Situada na maior cidade do país, o atendimento da população em trânsito naquela cidade incumbe à ela, no que é chamado de intercâmbio, estimando-se que chegue a 1.500.000 pessoas as cobertas pela atuação da operadora.

Como o regime de direção fiscal pode se entender, como no caso anterior, por muitos meses, a angústia retorna aos beneficiários de planos de saúde da Unimed Paulistana: qual será seu destino?

O mundo Unimed está preparado para absorver o contingente caso necessário. A Central Nacional Unimed e a Seguros Unimed, ambas com sede em São Paulo, além da FESP, as federação estadual das UNIMED em São Paulo, têm amplas condições de assumir o atendimento sem maiores problemas, exceto aqueles causados pela expressiva quantidade de que se trata.

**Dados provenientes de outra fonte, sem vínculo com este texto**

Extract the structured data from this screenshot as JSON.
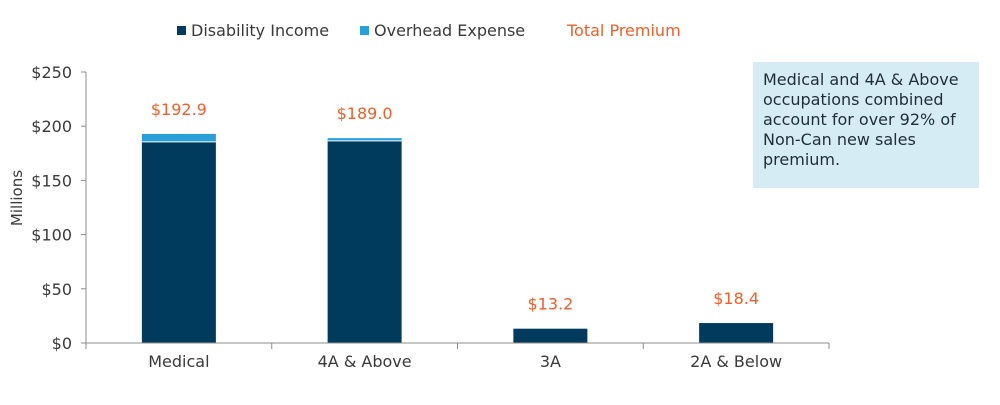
{
  "chart_data": {
    "type": "bar",
    "stacked": true,
    "categories": [
      "Medical",
      "4A & Above",
      "3A",
      "2A & Below"
    ],
    "series": [
      {
        "name": "Disability Income",
        "values": [
          185.5,
          186.5,
          13.2,
          18.4
        ],
        "color": "#003a5d"
      },
      {
        "name": "Overhead Expense",
        "values": [
          7.4,
          2.5,
          0,
          0
        ],
        "color": "#2a9fd8"
      }
    ],
    "totals": {
      "name": "Total Premium",
      "values": [
        192.9,
        189.0,
        13.2,
        18.4
      ],
      "labels": [
        "$192.9",
        "$189.0",
        "$13.2",
        "$18.4"
      ],
      "color": "#e8612c"
    },
    "ylabel": "Millions",
    "ylim": [
      0,
      250
    ],
    "yticks": [
      0,
      50,
      100,
      150,
      200,
      250
    ],
    "ytick_labels": [
      "$0",
      "$50",
      "$100",
      "$150",
      "$200",
      "$250"
    ],
    "legend_position": "top",
    "grid": false
  },
  "callout": {
    "text": "Medical and 4A & Above occupations combined account for over 92% of Non-Can new sales premium."
  }
}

(Interessante notar que o índice de reclamações da Unimed Paulista, sempre segundo o site da ANS, é de 5,57 (acumulado no ano). O da Unimed São Luís era de 2,00. Esta, entretanto, estava com a nota zerada no IDSS nos quesitos Econômico Financeiro e atenção à Saúde.)

Acompanhemos o desenvolvimento desse processo. Parece que não vem coisa boa daí.

11 setembro 2013

ANS quer restrição do controle do Poder Judiciário sobre agências reguladoras

Às voltas com o imbróglio da suspensão da comercialização de alguns planos de saúde por parte de algumas operadoras, a ANS declara, dentre outras coisas:

O controle do Poder Judiciário sobre atos das agências reguladoras, como a ANS, deve ser restrito.

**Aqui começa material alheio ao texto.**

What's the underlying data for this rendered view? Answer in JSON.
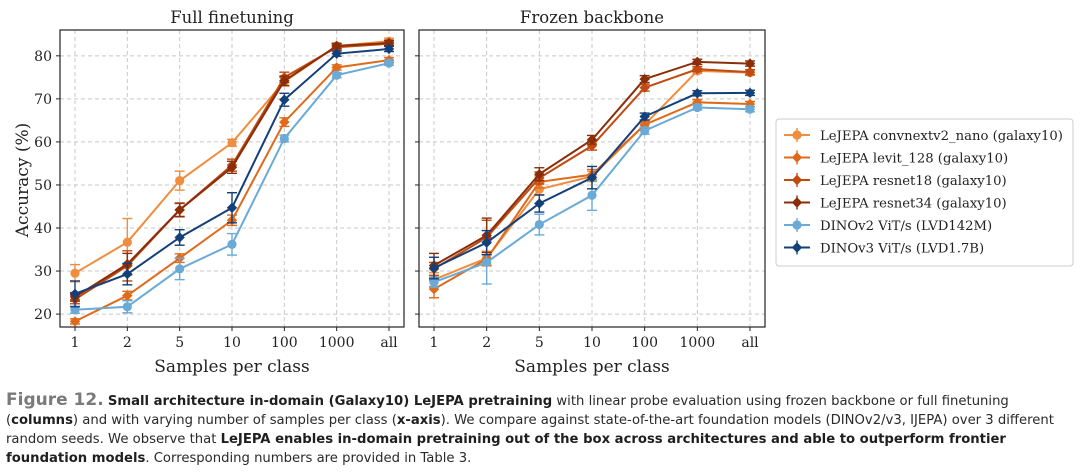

Num regime que pretende ser de direito, o que a Agência Nacional de Saúde está querendo é que as leis não valham para sua atuação. Em toda situação levada à justiça, há a parte que se julga prejudicada por outra, e solicita decisão por parte de árbitro, devidamente reconhecido e conhecedor das leis, para decidir a quem cabe a razão. O poder judiciário se manifesta, para a saúde, como se manifesta para todas as lides da sociedade: avaliando riscos e decidindo, liminarmente ou não, sobre questão apresentada.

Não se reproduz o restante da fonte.